Cette prolongation a cependant connu de nombreux bouleversements. Comme l’indique Benoit Merlaud, journaliste pour le média spécialisé Linéaires : “rallonger de plus de deux ans, sans évaluation préalable, une expérimentation qui a déjà suscité de nombreuses critiques paraissait pour le moins précipité”. Dans cette lignée, l’Assemblée et le Sénat se sont l’un après l’autre positionnés sur ce délai de rallongement. L’Assemblée nationale, en première lecture, a raccourci le délai à 18 mois. Dans un amendement adopté le 18 mai, le Sénat quant à lui proposait “de prolonger de 14 mois cette expérimentation”, une période donc sensiblement plus courte que celle suggérée par le gouvernement.

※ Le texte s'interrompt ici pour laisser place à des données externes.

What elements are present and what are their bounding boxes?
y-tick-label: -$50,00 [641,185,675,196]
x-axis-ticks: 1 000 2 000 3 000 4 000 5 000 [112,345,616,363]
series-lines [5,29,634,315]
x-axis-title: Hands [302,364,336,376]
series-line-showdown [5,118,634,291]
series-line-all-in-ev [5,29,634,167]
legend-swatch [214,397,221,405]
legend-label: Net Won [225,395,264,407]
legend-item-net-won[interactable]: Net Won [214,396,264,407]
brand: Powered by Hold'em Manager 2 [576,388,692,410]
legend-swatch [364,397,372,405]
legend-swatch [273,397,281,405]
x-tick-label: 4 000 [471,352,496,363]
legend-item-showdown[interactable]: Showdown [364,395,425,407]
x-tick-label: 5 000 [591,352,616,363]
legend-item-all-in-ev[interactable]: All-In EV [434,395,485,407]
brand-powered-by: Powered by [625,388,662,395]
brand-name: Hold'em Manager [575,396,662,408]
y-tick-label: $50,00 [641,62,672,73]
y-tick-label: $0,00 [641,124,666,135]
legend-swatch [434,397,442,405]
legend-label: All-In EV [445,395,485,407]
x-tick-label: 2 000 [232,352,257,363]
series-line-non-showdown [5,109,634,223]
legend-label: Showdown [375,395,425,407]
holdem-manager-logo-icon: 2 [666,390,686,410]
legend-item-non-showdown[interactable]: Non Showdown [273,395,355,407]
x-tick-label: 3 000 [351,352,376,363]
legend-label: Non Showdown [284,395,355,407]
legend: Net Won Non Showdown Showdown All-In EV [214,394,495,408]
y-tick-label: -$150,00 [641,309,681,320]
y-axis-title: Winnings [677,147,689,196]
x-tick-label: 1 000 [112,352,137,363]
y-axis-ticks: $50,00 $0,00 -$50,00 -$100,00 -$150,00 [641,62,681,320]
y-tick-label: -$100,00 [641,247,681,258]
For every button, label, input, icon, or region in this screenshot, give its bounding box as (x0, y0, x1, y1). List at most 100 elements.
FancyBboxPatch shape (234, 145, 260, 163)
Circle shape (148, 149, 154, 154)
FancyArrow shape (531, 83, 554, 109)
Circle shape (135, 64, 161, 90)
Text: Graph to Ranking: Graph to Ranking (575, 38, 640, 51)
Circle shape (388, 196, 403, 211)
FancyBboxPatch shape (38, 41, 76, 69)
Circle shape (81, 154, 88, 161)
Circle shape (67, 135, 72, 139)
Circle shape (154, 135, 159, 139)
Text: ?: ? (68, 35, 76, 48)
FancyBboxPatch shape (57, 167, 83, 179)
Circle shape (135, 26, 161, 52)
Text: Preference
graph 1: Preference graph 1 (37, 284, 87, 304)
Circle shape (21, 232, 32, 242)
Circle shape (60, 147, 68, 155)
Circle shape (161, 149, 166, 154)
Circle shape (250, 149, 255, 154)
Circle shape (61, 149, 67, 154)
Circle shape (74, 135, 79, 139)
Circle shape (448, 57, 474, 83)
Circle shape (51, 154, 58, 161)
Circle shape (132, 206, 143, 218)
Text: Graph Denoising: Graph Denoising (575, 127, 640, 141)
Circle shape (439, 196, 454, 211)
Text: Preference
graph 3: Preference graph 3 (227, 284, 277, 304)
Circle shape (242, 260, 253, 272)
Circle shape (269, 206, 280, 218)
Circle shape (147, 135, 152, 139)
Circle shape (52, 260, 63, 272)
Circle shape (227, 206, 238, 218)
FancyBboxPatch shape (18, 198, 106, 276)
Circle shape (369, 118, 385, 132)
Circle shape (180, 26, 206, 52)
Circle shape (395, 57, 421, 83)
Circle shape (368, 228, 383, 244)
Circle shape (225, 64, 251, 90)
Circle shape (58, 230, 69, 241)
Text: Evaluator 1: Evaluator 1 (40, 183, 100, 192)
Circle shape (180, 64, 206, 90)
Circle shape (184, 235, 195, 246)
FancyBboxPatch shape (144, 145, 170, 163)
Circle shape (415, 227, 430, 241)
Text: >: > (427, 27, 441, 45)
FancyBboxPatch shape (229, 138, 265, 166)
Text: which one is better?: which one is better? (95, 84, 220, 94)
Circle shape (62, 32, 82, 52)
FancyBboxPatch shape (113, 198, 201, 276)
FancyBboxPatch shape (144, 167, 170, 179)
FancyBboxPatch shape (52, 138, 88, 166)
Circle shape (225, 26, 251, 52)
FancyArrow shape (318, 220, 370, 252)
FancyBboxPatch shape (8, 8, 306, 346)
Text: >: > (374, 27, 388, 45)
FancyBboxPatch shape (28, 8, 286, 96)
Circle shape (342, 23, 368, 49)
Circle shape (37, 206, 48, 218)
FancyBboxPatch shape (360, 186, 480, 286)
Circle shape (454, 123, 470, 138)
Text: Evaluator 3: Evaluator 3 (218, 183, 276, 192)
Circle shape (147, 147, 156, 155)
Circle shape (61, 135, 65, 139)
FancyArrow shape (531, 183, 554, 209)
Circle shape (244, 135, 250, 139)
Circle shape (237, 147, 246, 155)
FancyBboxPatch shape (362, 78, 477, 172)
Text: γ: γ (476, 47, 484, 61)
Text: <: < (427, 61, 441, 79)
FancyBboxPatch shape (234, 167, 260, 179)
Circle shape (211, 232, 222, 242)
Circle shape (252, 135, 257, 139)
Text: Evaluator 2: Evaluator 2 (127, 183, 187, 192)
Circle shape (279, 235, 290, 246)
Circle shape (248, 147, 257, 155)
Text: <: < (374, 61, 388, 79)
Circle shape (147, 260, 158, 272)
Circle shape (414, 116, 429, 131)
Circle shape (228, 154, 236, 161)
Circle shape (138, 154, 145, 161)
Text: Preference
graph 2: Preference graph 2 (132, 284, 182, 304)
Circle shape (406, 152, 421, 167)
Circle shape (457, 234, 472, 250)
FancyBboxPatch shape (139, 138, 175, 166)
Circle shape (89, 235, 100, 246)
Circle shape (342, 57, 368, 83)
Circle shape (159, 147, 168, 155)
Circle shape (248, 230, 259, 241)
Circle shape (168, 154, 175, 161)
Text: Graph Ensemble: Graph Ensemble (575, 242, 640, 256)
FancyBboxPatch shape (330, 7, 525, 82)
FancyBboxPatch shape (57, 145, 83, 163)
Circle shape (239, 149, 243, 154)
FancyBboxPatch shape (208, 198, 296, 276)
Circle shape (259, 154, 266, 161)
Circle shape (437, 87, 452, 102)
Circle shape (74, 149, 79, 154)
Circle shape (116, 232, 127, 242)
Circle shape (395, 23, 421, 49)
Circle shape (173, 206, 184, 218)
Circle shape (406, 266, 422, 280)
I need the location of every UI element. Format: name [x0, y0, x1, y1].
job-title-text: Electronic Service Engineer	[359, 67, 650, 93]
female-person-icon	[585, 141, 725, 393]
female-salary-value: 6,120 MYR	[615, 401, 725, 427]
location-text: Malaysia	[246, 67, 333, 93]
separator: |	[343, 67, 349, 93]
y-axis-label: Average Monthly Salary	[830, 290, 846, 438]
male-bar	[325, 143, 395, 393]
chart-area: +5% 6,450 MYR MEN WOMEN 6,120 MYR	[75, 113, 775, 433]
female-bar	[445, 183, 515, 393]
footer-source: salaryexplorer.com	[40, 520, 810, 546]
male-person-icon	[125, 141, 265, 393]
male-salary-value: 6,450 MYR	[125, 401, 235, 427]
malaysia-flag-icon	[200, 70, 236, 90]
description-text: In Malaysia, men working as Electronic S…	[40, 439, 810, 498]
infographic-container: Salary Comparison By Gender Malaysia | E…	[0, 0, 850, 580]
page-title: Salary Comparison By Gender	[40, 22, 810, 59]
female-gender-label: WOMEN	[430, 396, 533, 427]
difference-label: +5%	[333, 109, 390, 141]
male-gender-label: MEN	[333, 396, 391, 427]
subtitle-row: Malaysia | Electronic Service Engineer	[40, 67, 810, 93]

En plus de cette modification de la période de prolongement, la Commission des Affaires Economiques du Sénat s’est aussi positionnée sur l’adoption d’un amendement transpartisan qui vise dès à présent à corriger un effet critiquable de la loi “Egalim”. Le Sénat “vise à introduire un correctif attendu des professionnels” en donnant la possibilité, pour certains produits saisonniers, de déroger uniquement à l’encadrement des avantages promotionnels en volume à 25% des ventes. L’idée de ce changement est de venir en aide aux filières agricoles françaises dont les produits s’écoulent sur une période courte et traditionnellement très animée par les promotions. Nul doute que les prochaines discussions sur le sujet permettront de rouvrir les débats occasionnés lors du vote de la loi il y a près de deux ans à la lumière de la crise que nous venons de vivre.